Chip followed Mr. Bascombe toward the front of the store. May burst in, looking radiant, the bell tinkled, and she stood back and held the door for Sabrina.
“She told me not to tell, but I can’t help it!” May cried. “You know what, Daddy? She’s giving me the horse! She’s giving me Quicksilver for my very own! I just can’t believe it!”
“Well, I’ll be.” Bascombe stood, scratching his head and wondering.
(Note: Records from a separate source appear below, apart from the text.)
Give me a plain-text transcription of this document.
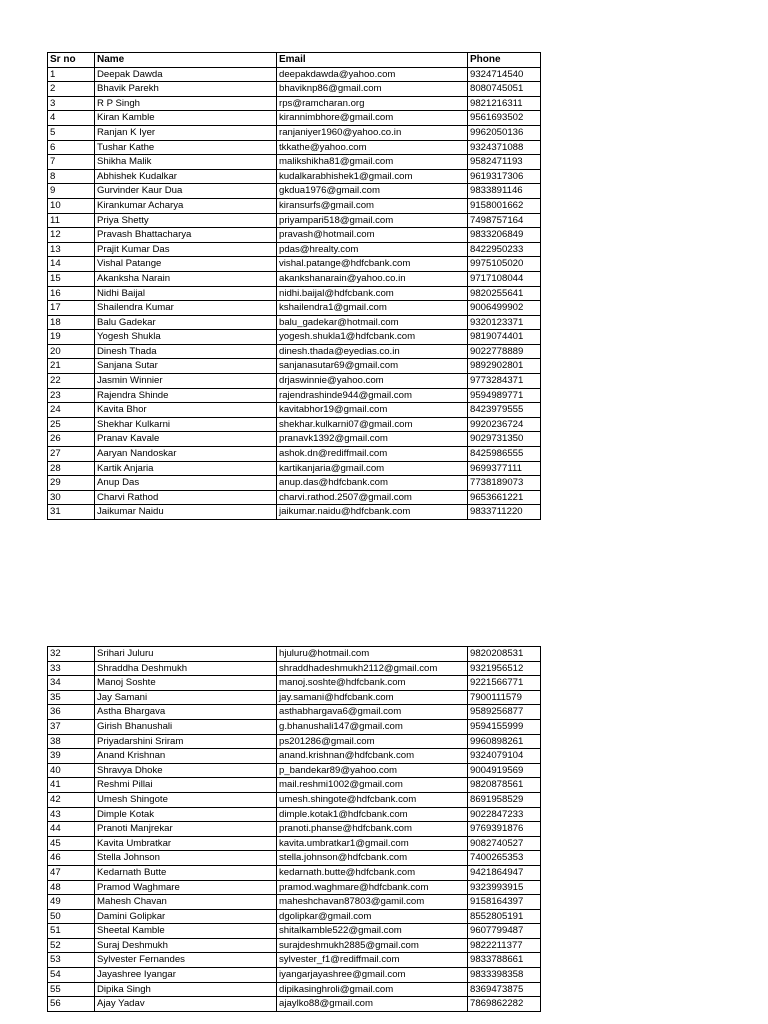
Sr no	Name	Email	Phone
1	Deepak Dawda	deepakdawda@yahoo.com	9324714540
2	Bhavik Parekh	bhaviknp86@gmail.com	8080745051
3	R P Singh	rps@ramcharan.org	9821216311
4	Kiran Kamble	kirannimbhore@gmail.com	9561693502
5	Ranjan K Iyer	ranjaniyer1960@yahoo.co.in	9962050136
6	Tushar Kathe	tkkathe@yahoo.com	9324371088
7	Shikha Malik	malikshikha81@gmail.com	9582471193
8	Abhishek Kudalkar	kudalkarabhishek1@gmail.com	9619317306
9	Gurvinder Kaur Dua	gkdua1976@gmail.com	9833891146
10	Kirankumar Acharya	kiransurfs@gmail.com	9158001662
11	Priya Shetty	priyampari518@gmail.com	7498757164
12	Pravash Bhattacharya	pravash@hotmail.com	9833206849
13	Prajit Kumar Das	pdas@hrealty.com	8422950233
14	Vishal Patange	vishal.patange@hdfcbank.com	9975105020
15	Akanksha Narain	akankshanarain@yahoo.co.in	9717108044
16	Nidhi Baijal	nidhi.baijal@hdfcbank.com	9820255641
17	Shailendra Kumar	kshailendra1@gmail.com	9006499902
18	Balu Gadekar	balu_gadekar@hotmail.com	9320123371
19	Yogesh Shukla	yogesh.shukla1@hdfcbank.com	9819074401
20	Dinesh Thada	dinesh.thada@eyedias.co.in	9022778889
21	Sanjana Sutar	sanjanasutar69@gmail.com	9892902801
22	Jasmin Winnier	drjaswinnie@yahoo.com	9773284371
23	Rajendra Shinde	rajendrashinde944@gmail.com	9594989771
24	Kavita Bhor	kavitabhor19@gmail.com	8423979555
25	Shekhar Kulkarni	shekhar.kulkarni07@gmail.com	9920236724
26	Pranav Kavale	pranavk1392@gmail.com	9029731350
27	Aaryan Nandoskar	ashok.dn@rediffmail.com	8425986555
28	Kartik Anjaria	kartikanjaria@gmail.com	9699377111
29	Anup Das	anup.das@hdfcbank.com	7738189073
30	Charvi Rathod	charvi.rathod.2507@gmail.com	9653661221
31	Jaikumar Naidu	jaikumar.naidu@hdfcbank.com	9833711220
32	Srihari Juluru	hjuluru@hotmail.com	9820208531
33	Shraddha Deshmukh	shraddhadeshmukh2112@gmail.com	9321956512
34	Manoj Soshte	manoj.soshte@hdfcbank.com	9221566771
35	Jay Samani	jay.samani@hdfcbank.com	7900111579
36	Astha Bhargava	asthabhargava6@gmail.com	9589256877
37	Girish Bhanushali	g.bhanushali147@gmail.com	9594155999
38	Priyadarshini Sriram	ps201286@gmail.com	9960898261
39	Anand Krishnan	anand.krishnan@hdfcbank.com	9324079104
40	Shravya Dhoke	p_bandekar89@yahoo.com	9004919569
41	Reshmi Pillai	mail.reshmi1002@gmail.com	9820878561
42	Umesh Shingote	umesh.shingote@hdfcbank.com	8691958529
43	Dimple Kotak	dimple.kotak1@hdfcbank.com	9022847233
44	Pranoti Manjrekar	pranoti.phanse@hdfcbank.com	9769391876
45	Kavita Umbratkar	kavita.umbratkar1@gmail.com	9082740527
46	Stella Johnson	stella.johnson@hdfcbank.com	7400265353
47	Kedarnath Butte	kedarnath.butte@hdfcbank.com	9421864947
48	Pramod Waghmare	pramod.waghmare@hdfcbank.com	9323993915
49	Mahesh Chavan	maheshchavan87803@gamil.com	9158164397
50	Damini Golipkar	dgolipkar@gmail.com	8552805191
51	Sheetal Kamble	shitalkamble522@gmail.com	9607799487
52	Suraj Deshmukh	surajdeshmukh2885@gmail.com	9822211377
53	Sylvester Fernandes	sylvester_f1@rediffmail.com	9833788661
54	Jayashree Iyangar	iyangarjayashree@gmail.com	9833398358
55	Dipika Singh	dipikasinghroli@gmail.com	8369473875
56	Ajay Yadav	ajaylko88@gmail.com	7869862282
Nervously, he slipped his sunglasses on, then off, then on again, as if the idea of such a gift was almost too dazzling to contemplate.
Tears streaming down her face, May gave her father a huge hug.
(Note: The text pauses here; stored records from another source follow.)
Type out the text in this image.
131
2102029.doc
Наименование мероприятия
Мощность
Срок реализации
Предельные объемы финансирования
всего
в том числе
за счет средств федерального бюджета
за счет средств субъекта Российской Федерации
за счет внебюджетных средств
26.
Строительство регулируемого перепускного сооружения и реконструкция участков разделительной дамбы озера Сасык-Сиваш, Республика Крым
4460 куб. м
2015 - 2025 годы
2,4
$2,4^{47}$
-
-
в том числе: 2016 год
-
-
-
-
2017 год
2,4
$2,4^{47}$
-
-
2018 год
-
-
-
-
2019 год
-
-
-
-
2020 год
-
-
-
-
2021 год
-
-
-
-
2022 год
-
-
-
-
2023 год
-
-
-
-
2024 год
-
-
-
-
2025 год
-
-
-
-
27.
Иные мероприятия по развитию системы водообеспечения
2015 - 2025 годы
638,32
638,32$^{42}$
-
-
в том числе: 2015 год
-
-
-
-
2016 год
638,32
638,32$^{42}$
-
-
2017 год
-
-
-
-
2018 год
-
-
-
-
“We sure have to thank you for this,” he told Sabrina. “Your grandfather would be right proud of you this minute.”
It was Sabrina’s turn to shed a tear.
Chip reached out and squeezed Sabrina’s hand. “You did right,” he told her. “It’s a great thing to do.”
“I just love that horse and I’ll take good care of him,” May promised. “And any time, any time at all you want to ride him…”
“Don’t worry about that, May. We’ll see each other quite a bit, I’m sure,” Sabrina said.
“You two come in now and we’ll have some tea,” Peter Bascombe suggested. May picked up the brass cage and Captain Howdy cried out: “WHAT’S THE POINT?”
They laughed and retreated to the back room. Sabrina quickly turned off the television. Mr. Bascombe found more apple pie and made fresh tea.
At that moment, the roar of a car engine outside caught their attention.
“That’ll be Rachel,” Mr. Bascombe said. He rubbed at the dusty front window and peered out. “Yep! It’s her all right. I see Angus Ward drove her over. Ain’t no sign of Cal, though.”
Chip was puzzled. Nobody had seen Cal since Dr. Gwynn’s funeral, which was disconcerting, even though Rachel could certainly pass on to him the good news about Sabrina’s bequest. The return of his mother’s property, Chip thought, would be sure to bring the embittered man around, in due course.
Mr. Bascombe opened the door for the newcomer. “There been some trouble, Rachel?” he asked, pulling off his sunglasses. “You don’t look none too good.”
Sabrina approached the older woman. May stood back warily.
Chip saw at once that something was wrong. Rachel gazed from one to the other of them, with hurt, anxious eyes. Her old flower-print dress looked crumpled and soiled, as if she had been tramping through rough bush. Her white hair was scraggly and dishevelled. It seemed that she’d been weeping.
“What’s the matter, Rachel?” Sabrina asked. “Did you have an accident?”
“It ain’t that,” Rachel said in a slow, trembling voice, very unlike her usual harsh one. She sobbed a little; Sabrina put an arm around her, and tried to comfort her.
“I don’t need that, I don’t need none of you,” Rachel said, pulling away from the girl. She stood back and glared at Sabrina. “They all tortured him, but your grandfather — he was the worst of them. And after what that old man done to Margaret, I don’t blame Cal for what he done. Anyways, he’s gone now. You can get all the police you want, but you won’t find him. And I’m glad he did it. I would have done it myself, if I’d had the courage.”
“What are you talkin’ about, Rachel?” Peter Bascombe asked.
“He burned the place down, that’s what I’m talking about. He burned down his mother’s cottage, that place this girl’s grandfather stole from our Margaret. He turned it into a pile of ashes, just like he once told me he would. And now he’s gone away, and he won’t come back here no more. He’s gone away forever, I know he has!”
Rachel Stone collapsed into a rickety chair. She put her head in her hands, and burst into tears.